Initial signs were encouraging. By 2006 Belu was the first bottled water to be 100 per cent carbon neutral. But the company was not making enough money to be sustainable. In 2009 it had debts of £1.6m and was making charitable donations of just £35,000 a year. It was not prepared to compromise its ethics. Something had to give.
Partnership with WaterAid
So in 2010, new chief executive, Karen Lynch, started again from scratch. Belu moved from direct distribution to a wholesale model, a more sensible environmental decision. It replaced its in-house sales team with an external agency. Instead of running its own clean water projects, in 2011 it formed an exclusive partnership with international charity WaterAid.

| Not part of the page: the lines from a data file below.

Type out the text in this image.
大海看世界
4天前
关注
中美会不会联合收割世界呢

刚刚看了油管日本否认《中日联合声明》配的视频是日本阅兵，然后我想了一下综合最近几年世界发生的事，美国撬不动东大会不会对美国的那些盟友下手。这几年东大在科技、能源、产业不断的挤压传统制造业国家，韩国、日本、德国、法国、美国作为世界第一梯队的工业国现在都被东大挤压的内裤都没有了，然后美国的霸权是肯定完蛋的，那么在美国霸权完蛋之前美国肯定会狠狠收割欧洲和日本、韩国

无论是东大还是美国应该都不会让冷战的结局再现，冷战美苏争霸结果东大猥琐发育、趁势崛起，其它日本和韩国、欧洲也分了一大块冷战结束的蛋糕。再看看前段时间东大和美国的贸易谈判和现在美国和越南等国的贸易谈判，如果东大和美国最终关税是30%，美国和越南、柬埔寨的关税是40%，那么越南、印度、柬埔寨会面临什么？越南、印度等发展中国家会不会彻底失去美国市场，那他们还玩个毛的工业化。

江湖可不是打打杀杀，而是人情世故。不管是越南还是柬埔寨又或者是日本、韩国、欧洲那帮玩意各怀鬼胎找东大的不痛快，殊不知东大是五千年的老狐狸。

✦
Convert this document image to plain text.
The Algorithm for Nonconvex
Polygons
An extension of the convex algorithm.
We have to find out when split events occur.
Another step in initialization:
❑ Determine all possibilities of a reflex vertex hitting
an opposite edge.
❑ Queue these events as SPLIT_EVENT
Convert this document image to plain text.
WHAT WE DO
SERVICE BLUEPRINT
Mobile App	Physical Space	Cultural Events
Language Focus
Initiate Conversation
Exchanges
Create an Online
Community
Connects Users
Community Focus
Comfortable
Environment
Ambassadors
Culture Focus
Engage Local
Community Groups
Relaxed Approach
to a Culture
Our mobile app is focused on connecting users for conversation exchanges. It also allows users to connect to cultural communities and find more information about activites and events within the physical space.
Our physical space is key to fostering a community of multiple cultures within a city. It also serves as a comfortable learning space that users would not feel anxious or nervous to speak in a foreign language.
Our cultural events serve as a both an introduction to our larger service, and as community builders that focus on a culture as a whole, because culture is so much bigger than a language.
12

Belu has gone from deficit to surplus. It has donated £1m to charity over five years. Today, Belu has a turnover of £4.7m. It has reached a target to donate £1 million to WaterAid by 2020 – incredibly five years early.
It is helping almost 67,000 people out of water poverty. In partnership with a glass packaging company, it developed a light weight glass bottle, since adopted by other water brands. It supplies water coolers and is testing a filtration system. Diversification has helped develop innovative environmental initiatives and alleviate water poverty.
Values and understanding impact
Central to its transformation was a reassessment of Belu’s mission and values. These were used as a touchstone to enable everyone at the company to work towards the same goals for all the right reasons. Clarity about its mission prompted Belu to ask some important questions. Is it spending money in the right way and on the right things? Do activities provide value for money in financial and social terms? Or do they add unnecessary costs to the organisation?
Striving to do the right thing drives the company. Unlike some water brands Belu does not export. It is the first bottled water to attain PAS2060, the British Standard Institute’s measurement of carbon neutral status.
Business and charity
The result? Belu is clear about the social impact it wants to have. It has focused on what it is good at and recognises how its profits can transform lives. Understanding the change that is wanted – whether that is social, cultural or environmental – is central to success, as is a sustainable business model. Belu has proved the two are not mutually exclusive.